Automated Quantitation of CD8-positive T Cells Predicts Prognosis in Colonic Adenocarcinoma With Mucinous, Signet Ring Cell, or Medullary Differentiation Independent of Mismatch Repair Protein Status

• Published in: The American journal of surgical pathology Vol. 44; no. 7; p. 991
• Main Authors: Hartman, Douglas J, Frank, Madison, Seigh, Lindsey, Choudry, Haroon, Pingpank, James, Holtzman, Matthew, Bartlett, David, Bahary, Nathan, Pantanowitz, Liron, Pai, Reetesh K
• Format: Journal Article
• Language: English
• Published: United States 01.07.2020
• Subjects: Adenocarcinoma - diagnosis; Adenocarcinoma - metabolism; Adenocarcinoma - mortality; Adenocarcinoma - pathology; Adult; Aged; Biomarkers, Tumor - deficiency; Biomarkers, Tumor - metabolism; CD8-Positive T-Lymphocytes - metabolism; Colonic Neoplasms - diagnosis; Colonic Neoplasms - metabolism; Colonic Neoplasms - mortality; Colonic Neoplasms - pathology; DNA Mismatch Repair; DNA-Binding Proteins - deficiency; Female; Follow-Up Studies; Humans; Immunohistochemistry; Male; Middle Aged; Neoplasm Invasiveness; Prognosis; Retrospective Studies; Survival Analysis
• ISSN: 1532-0979
• DOI: 10.1097/PAS.0000000000001468

Despite their association with DNA mismatch repair (MMR) protein deficiency, colonic adenocarcinomas with mucinous, signet ring cell, or medullary differentiation have not been associated with improved survival compared with conventional adenocarcinomas in most studies.

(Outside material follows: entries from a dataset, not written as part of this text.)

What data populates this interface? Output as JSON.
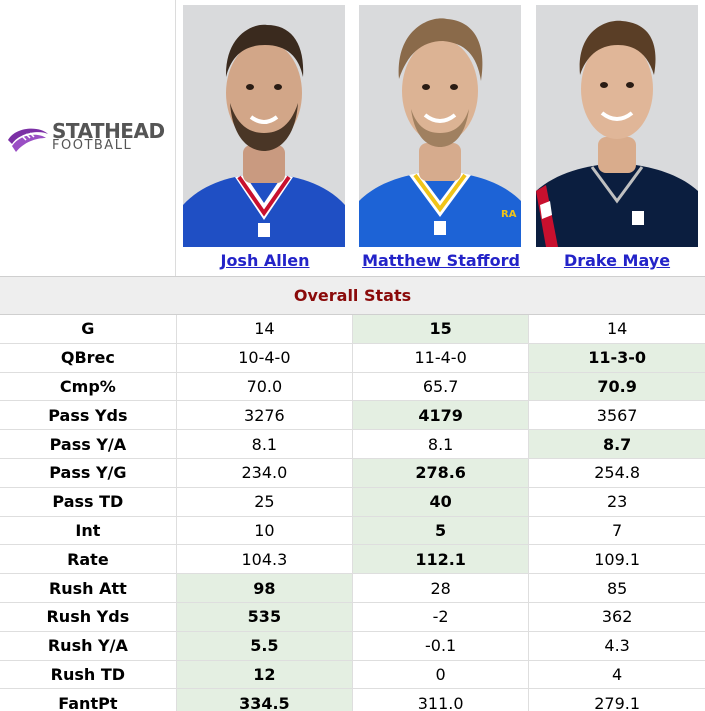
{
  "brand": {
    "name": "STATHEAD",
    "sub": "FOOTBALL",
    "accent_color": "#7b2fa5",
    "icon": "football-swoosh-icon"
  },
  "players": [
    {
      "name": "Josh Allen",
      "jersey_color": "#1f4fc4",
      "accent_color": "#c8102e"
    },
    {
      "name": "Matthew Stafford",
      "jersey_color": "#1d63d6",
      "accent_color": "#f0c419"
    },
    {
      "name": "Drake Maye",
      "jersey_color": "#0b1e3f",
      "accent_color": "#c8102e"
    }
  ],
  "section_title": "Overall Stats",
  "highlight_color": "#e4efe2",
  "rows": [
    {
      "label": "G",
      "values": [
        "14",
        "15",
        "14"
      ],
      "best": 1
    },
    {
      "label": "QBrec",
      "values": [
        "10-4-0",
        "11-4-0",
        "11-3-0"
      ],
      "best": 2
    },
    {
      "label": "Cmp%",
      "values": [
        "70.0",
        "65.7",
        "70.9"
      ],
      "best": 2
    },
    {
      "label": "Pass Yds",
      "values": [
        "3276",
        "4179",
        "3567"
      ],
      "best": 1
    },
    {
      "label": "Pass Y/A",
      "values": [
        "8.1",
        "8.1",
        "8.7"
      ],
      "best": 2
    },
    {
      "label": "Pass Y/G",
      "values": [
        "234.0",
        "278.6",
        "254.8"
      ],
      "best": 1
    },
    {
      "label": "Pass TD",
      "values": [
        "25",
        "40",
        "23"
      ],
      "best": 1
    },
    {
      "label": "Int",
      "values": [
        "10",
        "5",
        "7"
      ],
      "best": 1
    },
    {
      "label": "Rate",
      "values": [
        "104.3",
        "112.1",
        "109.1"
      ],
      "best": 1
    },
    {
      "label": "Rush Att",
      "values": [
        "98",
        "28",
        "85"
      ],
      "best": 0
    },
    {
      "label": "Rush Yds",
      "values": [
        "535",
        "-2",
        "362"
      ],
      "best": 0
    },
    {
      "label": "Rush Y/A",
      "values": [
        "5.5",
        "-0.1",
        "4.3"
      ],
      "best": 0
    },
    {
      "label": "Rush TD",
      "values": [
        "12",
        "0",
        "4"
      ],
      "best": 0
    },
    {
      "label": "FantPt",
      "values": [
        "334.5",
        "311.0",
        "279.1"
      ],
      "best": 0
    }
  ]
}
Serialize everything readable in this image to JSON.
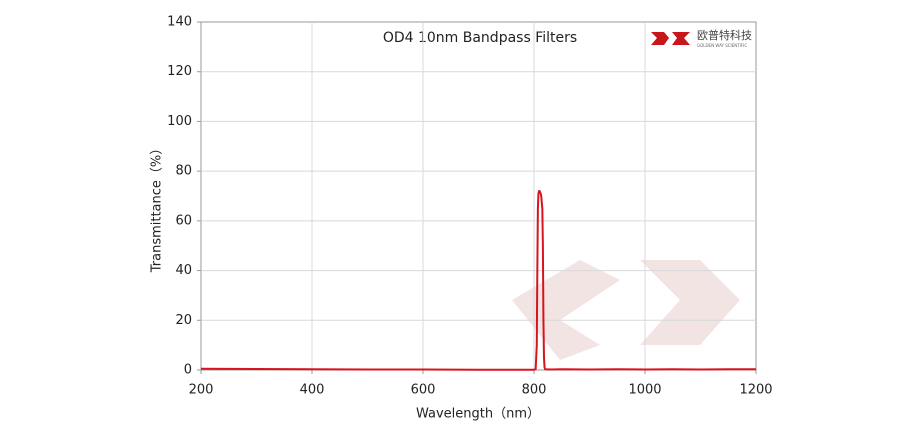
{
  "chart_data": {
    "type": "line",
    "title": "OD4 10nm Bandpass Filters",
    "x_label": "Wavelength（nm）",
    "y_label": "Transmittance（%）",
    "x": [
      200,
      300,
      400,
      500,
      600,
      700,
      780,
      800,
      803,
      805,
      806,
      807,
      808,
      809,
      810,
      812,
      813,
      815,
      816,
      817,
      818,
      819,
      820,
      830,
      850,
      900,
      950,
      1000,
      1050,
      1100,
      1150,
      1200
    ],
    "series": [
      {
        "name": "OD4 10nm Bandpass Filters",
        "color": "#d7141e",
        "values": [
          0.5,
          0.4,
          0.3,
          0.2,
          0.2,
          0.1,
          0.1,
          0.1,
          0.3,
          10,
          40,
          65,
          71,
          72,
          72,
          71,
          70,
          65,
          50,
          20,
          5,
          1,
          0.3,
          0.2,
          0.3,
          0.2,
          0.3,
          0.2,
          0.3,
          0.2,
          0.3,
          0.3
        ]
      }
    ],
    "xlim": [
      200,
      1200
    ],
    "ylim": [
      0,
      140
    ],
    "xticks": [
      200,
      400,
      600,
      800,
      1000,
      1200
    ],
    "yticks": [
      0,
      20,
      40,
      60,
      80,
      100,
      120,
      140
    ],
    "grid": true
  },
  "logo": {
    "name": "欧普特科技",
    "subtitle": "GOLDEN WAY SCIENTIFIC"
  }
}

Recent studies indicate that increased T-cell infiltration in the tumor microenvironment has a favorable prognostic effect in colonic adenocarcinoma. However, the prognostic effect of tumor-associated T cells has not been evaluated in histologic subtypes of colonic adenocarcinoma. We evaluated CD8-positive T-cell density in 259 patients with colonic adenocarcinoma, including 113 patients with tumors demonstrating mucinous, signet ring cell, or medullary differentiation, using a validated automated quantitative digital image analysis platform and correlated CD8-positive T-cell density with histopathologic variables, MMR status, molecular alterations, and survival. CD8-positive T-cell densities were significantly higher for MMR protein-deficient tumors (P<0.001), BRAF V600E mutant tumors (P=0.004), and tumors with medullary differentiation (P<0.001) but did not correlate with mucinous or signet ring cell histology (P>0.05 for both). In the multivariable model of factors predicting disease-free survival, increased CD8-positive T-cell density was associated with improved survival both in the entire cohort (hazard ratio=0.34, 95% confidence interval, 0.15-0.75, P=0.008) and in an analysis of patients with tumors with mucinous, signet ring cell, or medullary differentiation (hazard ratio=0.06, 95% confidence interval, 0.01-0.54, P=0.01). The prognostic effect of CD8-positive T-cell density was independent of tumor stage, MMR status, KRAS mutation, and BRAF mutation. Venous invasion was the only other variable independently associated with survival in both the entire cohort and in patients with tumors with mucinous, signet ring cell, or medullary differentiation. In summary, our results indicate that the prognostic value of MMR protein deficiency is most likely attributed to increased tumor-associated CD8-positive T cells and that automated quantitative CD8 T-cell analysis is a better biomarker of patient survival, particularly in patients with tumors demonstrating mucinous, signet ring cell, or medullary differentiation.